Site Reliability Consultant
Location: Costa Rica | Remote | Work from Home
Employment Type: Full Time
Position Overview
Pythian is building a next-generation Site Reliability Engineering team and is seeking motivated and talented individuals to join. As a Site Reliability Consultant, you will act as a technology leader and advisor for clients, as well as a mentor for other team members. Projects will focus on infrastructure architecture, automation, and intelligent monitoring systems, from design through implementation. If you are passionate about data and eager to advance your career, this role is for you.
Responsibilities
- Operate, maintain, and administer solutions to enhance customer infrastructure's operational efficiency, availability, and visibility.
- Plan maintenance activities, create design documentation, and develop standard procedures.
- Provide Root Cause Analysis reports for outages/incidents (ITIL - Problem Management).
- Observe and provide feedback on the current state of client infrastructure, identifying opportunities for improvement in resiliency, incident reduction, and automation of repetitive tasks.
- Contribute to, improve, and maintain team documentation regarding client systems, infrastructure, procedures, policies, and schedules.
- Gather and document information about client environments through audit activities, analyzing it to identify improvement opportunities and best practices.
- Collaborate with teammates to foster continuous improvement in the team's working culture.
- Act as a technology leader for clients and drive discussions on technology roadmaps.
- Participate in an on-call rotation in an escalation capacity.
Requirements
- Experience with Google and AWS Clouds, including infrastructure as code deployment (Cloud Formation, Terraform, Opsworks, etc.).
- Proficiency in scripting and automation of administrative tasks using Python and Scala.
- Solid understanding of microservices architecture and container technologies (Kubernetes is a must, Docker, lxc, etc.).
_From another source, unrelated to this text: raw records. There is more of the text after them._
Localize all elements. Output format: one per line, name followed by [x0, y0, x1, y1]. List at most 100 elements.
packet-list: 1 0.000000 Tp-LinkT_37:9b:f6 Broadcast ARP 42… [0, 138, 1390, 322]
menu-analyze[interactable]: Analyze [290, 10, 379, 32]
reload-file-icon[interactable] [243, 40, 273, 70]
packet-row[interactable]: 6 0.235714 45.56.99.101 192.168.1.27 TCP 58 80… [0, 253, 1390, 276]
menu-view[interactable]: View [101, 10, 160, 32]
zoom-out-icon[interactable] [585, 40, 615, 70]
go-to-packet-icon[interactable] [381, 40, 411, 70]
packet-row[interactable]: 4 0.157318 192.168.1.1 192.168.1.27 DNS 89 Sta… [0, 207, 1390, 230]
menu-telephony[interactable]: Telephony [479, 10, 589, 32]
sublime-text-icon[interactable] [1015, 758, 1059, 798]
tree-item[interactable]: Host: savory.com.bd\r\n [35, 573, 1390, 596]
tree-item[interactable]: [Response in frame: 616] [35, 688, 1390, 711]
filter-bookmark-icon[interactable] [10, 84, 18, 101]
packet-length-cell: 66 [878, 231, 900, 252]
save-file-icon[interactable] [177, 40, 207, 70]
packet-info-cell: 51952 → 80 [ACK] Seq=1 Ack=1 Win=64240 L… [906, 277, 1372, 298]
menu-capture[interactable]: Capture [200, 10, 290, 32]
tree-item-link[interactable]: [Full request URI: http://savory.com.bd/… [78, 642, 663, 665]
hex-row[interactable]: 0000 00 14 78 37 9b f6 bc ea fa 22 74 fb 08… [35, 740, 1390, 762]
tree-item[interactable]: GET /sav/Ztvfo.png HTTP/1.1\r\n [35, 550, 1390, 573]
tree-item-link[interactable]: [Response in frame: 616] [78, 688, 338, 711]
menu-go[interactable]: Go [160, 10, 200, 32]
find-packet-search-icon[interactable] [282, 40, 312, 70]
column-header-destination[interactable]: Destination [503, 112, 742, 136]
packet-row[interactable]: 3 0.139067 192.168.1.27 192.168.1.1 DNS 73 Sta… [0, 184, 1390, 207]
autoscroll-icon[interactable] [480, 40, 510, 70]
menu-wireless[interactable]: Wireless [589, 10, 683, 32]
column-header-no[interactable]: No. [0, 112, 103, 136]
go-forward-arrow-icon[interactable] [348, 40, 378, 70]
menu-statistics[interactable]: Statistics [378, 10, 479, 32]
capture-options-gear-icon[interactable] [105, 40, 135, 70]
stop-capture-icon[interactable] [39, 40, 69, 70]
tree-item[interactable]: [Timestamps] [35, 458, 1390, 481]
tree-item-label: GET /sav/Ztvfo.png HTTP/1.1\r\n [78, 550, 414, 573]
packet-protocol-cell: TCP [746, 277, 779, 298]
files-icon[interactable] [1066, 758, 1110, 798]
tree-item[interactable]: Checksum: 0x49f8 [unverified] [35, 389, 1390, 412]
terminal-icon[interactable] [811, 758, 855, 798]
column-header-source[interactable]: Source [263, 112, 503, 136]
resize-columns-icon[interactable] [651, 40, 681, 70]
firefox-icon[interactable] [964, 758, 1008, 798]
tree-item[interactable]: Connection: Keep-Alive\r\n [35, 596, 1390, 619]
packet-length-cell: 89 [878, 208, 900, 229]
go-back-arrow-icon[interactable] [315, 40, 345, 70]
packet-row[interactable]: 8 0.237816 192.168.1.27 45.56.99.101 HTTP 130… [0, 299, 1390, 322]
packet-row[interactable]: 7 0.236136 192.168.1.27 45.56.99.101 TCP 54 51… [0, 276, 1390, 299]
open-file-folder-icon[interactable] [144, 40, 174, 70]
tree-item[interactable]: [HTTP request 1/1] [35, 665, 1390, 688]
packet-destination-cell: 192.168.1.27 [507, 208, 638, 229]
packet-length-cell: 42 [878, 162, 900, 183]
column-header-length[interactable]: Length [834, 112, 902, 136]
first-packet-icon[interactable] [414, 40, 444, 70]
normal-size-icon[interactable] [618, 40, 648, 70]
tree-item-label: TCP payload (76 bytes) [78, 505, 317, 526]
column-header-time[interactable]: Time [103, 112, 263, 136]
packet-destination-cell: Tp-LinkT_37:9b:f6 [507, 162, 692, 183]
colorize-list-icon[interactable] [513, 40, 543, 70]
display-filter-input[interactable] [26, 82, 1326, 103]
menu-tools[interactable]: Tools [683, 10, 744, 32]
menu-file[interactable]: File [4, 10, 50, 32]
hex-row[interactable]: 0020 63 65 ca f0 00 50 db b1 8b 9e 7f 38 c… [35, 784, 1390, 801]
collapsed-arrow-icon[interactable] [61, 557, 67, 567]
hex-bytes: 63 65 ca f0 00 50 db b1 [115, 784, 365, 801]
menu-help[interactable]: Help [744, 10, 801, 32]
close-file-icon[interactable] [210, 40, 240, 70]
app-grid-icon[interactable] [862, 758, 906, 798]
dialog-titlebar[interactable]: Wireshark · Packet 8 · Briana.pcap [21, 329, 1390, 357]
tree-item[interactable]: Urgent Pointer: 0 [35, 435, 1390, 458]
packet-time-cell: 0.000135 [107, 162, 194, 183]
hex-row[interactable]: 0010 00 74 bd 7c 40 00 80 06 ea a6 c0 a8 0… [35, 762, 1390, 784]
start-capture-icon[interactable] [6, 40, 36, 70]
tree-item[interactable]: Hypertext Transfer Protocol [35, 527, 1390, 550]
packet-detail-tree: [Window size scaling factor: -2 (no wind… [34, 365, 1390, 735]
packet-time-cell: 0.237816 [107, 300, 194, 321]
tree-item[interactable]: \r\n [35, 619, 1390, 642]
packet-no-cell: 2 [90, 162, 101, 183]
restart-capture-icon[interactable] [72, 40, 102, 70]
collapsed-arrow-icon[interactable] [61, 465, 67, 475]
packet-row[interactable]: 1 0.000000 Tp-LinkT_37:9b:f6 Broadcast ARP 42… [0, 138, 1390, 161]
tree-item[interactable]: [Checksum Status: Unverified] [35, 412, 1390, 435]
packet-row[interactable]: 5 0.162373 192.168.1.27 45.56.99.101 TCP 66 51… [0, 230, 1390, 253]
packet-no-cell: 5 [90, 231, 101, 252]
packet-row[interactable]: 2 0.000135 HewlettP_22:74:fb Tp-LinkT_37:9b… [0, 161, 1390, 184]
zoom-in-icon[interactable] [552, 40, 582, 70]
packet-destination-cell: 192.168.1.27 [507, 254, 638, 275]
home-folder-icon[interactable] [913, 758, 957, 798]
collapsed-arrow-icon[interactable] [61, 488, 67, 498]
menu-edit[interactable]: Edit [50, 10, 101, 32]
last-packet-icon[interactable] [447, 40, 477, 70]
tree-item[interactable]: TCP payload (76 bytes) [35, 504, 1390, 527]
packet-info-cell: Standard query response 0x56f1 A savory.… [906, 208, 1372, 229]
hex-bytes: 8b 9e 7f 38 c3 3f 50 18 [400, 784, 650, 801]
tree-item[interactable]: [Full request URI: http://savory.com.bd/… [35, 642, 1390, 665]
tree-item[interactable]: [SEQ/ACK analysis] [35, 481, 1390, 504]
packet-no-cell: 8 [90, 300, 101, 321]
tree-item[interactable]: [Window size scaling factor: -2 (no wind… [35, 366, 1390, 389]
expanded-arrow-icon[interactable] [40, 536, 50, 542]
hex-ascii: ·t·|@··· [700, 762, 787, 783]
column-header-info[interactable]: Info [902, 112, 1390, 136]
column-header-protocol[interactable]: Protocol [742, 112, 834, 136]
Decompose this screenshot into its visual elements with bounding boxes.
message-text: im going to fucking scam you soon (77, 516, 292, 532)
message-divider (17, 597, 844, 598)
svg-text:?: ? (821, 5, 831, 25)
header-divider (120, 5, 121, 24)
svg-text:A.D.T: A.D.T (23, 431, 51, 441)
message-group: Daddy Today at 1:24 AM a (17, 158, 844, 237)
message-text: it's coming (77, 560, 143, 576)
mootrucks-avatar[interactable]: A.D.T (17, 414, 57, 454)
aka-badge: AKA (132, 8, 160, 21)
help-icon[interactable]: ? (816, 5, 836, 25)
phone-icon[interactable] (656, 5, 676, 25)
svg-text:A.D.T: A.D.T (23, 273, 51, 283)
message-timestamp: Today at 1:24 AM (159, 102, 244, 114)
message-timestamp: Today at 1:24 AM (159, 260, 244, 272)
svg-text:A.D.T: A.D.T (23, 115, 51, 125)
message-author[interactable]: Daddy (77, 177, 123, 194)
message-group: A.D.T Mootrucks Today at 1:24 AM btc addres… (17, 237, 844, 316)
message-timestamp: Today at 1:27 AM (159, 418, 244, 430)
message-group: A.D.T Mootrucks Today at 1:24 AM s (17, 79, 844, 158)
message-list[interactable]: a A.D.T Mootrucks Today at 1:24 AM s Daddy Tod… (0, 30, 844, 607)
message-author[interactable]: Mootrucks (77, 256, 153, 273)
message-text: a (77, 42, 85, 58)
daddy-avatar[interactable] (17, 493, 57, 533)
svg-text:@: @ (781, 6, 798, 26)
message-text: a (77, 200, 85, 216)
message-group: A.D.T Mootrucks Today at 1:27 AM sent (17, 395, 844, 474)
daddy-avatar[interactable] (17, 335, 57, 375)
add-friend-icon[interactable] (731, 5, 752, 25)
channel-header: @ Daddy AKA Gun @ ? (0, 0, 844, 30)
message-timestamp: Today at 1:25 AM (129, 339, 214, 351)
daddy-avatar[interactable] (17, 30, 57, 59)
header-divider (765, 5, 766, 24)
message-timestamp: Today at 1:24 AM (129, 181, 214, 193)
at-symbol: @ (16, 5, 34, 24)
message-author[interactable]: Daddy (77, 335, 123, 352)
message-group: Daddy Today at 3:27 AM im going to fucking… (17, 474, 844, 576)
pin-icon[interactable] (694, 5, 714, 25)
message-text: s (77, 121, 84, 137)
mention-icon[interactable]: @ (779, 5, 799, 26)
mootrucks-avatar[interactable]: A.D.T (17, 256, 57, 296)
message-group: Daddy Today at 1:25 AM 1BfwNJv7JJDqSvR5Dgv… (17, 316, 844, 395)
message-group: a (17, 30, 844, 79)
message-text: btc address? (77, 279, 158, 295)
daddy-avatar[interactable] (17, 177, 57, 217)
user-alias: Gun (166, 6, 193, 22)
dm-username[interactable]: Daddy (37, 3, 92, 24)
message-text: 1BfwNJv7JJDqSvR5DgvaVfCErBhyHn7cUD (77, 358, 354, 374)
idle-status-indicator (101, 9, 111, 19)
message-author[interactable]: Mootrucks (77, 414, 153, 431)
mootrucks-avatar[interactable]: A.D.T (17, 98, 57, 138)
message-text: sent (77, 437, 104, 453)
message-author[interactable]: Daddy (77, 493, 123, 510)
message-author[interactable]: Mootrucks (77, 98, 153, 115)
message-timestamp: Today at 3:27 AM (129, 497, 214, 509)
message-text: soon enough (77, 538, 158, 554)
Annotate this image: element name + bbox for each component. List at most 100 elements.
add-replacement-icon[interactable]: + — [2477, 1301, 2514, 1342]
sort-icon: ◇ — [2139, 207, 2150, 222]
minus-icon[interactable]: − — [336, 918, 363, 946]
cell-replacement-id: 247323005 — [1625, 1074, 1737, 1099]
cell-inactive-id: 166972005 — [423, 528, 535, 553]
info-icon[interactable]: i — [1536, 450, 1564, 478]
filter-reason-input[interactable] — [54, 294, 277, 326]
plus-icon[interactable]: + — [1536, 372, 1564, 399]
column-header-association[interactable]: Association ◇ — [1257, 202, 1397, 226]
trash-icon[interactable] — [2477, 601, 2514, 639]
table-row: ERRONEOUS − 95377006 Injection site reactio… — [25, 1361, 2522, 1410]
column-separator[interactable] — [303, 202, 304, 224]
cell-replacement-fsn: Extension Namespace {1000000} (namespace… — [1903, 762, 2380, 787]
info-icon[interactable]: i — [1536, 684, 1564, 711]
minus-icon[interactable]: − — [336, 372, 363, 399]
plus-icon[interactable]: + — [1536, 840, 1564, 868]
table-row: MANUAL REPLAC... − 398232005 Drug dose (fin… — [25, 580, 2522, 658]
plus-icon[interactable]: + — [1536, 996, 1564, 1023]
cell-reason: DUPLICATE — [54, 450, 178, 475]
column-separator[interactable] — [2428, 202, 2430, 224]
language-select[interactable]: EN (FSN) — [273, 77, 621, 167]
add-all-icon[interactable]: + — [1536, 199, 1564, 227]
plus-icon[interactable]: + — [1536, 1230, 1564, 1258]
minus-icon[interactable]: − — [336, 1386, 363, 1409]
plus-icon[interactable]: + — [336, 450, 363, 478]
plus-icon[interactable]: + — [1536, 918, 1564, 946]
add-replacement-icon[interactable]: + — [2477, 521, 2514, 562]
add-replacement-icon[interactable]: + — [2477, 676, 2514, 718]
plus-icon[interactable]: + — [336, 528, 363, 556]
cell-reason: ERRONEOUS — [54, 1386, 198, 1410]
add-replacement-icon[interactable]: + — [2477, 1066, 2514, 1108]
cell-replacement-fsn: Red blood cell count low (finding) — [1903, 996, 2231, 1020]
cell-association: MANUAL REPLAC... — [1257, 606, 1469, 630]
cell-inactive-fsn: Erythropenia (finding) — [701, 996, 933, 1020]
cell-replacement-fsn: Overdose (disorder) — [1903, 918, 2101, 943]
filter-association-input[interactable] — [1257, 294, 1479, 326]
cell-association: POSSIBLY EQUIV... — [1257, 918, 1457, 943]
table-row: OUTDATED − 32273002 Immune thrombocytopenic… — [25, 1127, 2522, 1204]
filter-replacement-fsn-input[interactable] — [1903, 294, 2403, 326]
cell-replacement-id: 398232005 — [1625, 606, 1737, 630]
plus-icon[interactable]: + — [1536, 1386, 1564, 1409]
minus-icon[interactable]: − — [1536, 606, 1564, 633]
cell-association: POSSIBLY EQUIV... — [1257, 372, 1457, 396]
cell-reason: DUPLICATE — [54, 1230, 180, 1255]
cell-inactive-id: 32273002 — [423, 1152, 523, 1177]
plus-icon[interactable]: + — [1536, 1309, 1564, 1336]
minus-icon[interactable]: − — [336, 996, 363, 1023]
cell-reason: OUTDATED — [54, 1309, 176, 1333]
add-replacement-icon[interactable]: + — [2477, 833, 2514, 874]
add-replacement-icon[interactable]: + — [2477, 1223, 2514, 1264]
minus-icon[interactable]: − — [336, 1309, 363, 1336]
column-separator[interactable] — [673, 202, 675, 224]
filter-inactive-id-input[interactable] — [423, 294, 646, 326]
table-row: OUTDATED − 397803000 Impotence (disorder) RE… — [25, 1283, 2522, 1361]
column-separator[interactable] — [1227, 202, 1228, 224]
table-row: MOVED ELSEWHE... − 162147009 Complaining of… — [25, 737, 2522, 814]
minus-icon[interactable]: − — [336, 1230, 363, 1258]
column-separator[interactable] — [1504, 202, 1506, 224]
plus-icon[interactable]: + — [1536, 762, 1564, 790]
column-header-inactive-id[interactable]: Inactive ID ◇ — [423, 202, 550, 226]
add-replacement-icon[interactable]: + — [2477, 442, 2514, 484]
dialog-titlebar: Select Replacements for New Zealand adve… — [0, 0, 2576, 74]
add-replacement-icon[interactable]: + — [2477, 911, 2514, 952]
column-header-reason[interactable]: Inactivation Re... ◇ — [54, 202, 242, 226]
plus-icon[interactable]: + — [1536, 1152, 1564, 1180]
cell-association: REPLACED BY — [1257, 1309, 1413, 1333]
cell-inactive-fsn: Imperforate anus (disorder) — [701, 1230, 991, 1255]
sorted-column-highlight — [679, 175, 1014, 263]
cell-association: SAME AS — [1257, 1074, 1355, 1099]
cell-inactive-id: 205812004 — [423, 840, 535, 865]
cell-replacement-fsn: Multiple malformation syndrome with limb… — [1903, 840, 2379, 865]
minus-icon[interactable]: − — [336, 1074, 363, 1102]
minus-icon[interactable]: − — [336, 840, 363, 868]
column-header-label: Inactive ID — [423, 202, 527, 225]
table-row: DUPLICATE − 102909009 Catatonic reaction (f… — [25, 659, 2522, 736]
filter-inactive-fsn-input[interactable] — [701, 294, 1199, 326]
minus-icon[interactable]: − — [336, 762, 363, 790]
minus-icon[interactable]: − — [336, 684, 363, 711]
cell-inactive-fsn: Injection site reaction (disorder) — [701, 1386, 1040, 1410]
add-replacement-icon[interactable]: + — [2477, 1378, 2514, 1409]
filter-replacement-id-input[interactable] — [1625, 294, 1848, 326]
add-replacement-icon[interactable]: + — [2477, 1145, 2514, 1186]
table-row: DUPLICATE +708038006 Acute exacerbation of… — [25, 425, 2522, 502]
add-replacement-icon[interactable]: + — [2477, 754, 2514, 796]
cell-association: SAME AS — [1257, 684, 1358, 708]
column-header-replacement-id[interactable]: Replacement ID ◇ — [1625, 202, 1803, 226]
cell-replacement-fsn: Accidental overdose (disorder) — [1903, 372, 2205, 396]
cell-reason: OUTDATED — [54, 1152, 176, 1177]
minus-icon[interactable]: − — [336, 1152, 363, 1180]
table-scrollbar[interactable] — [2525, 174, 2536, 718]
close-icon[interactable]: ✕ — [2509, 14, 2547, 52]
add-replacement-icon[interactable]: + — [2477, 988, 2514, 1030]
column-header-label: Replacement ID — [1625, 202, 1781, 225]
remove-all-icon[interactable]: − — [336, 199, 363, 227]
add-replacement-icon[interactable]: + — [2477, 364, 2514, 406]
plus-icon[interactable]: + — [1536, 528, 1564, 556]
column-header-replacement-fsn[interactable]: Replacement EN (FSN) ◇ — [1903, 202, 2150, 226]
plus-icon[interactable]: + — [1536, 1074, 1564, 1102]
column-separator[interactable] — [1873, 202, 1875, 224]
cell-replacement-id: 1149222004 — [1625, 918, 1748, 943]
- Clear understanding of software development lifecycles and best practices from an infrastructure perspective (PRs, merge, rebase, etc.).
- Understanding of end-to-end operations of a ‘Business System’ versus its components.
- Comprehensive systems hardware and network troubleshooting experience.
- Experience with common Linux distribution platform installation, configuration, performance tuning, and cloud migration.
- Knowledge of TCP/IP networking, NIC bonding, and network services configuration (DNS, NTP, DHCP, SMTP, etc.).
- Experience with the operation and administration of virtual infrastructure, including at least one hypervisor (VMware, Hyper-V, KVM, etc.).
- Ability to describe IaaS, PaaS, SaaS, their pros and cons, and use cases for virtualization and cloud.
- Experience with administration of web servers and supporting technologies, including network load balancers.
- Experience in the design, development, and deployment of Puppet.
- Experience with system and application error investigation, troubleshooting of access/availability issues, including deep multi-system root cause analysis.
- Experience managing networking devices, such as switches and firewalls from various vendors.
- Solid understanding of DevOps tools, processes, and culture.
- Ability to quickly learn new technologies.
- Ability to provide accurate work scheduling and task estimations for work delivery.
What You Get in Return
- Love your career: Competitive total rewards package. Opportunities to blog during work hours and take time off to volunteer for your favorite charity.
- Love your work/life balance: Flexible remote work from home with no daily travel requirements to an office. All you need is a stable internet connection.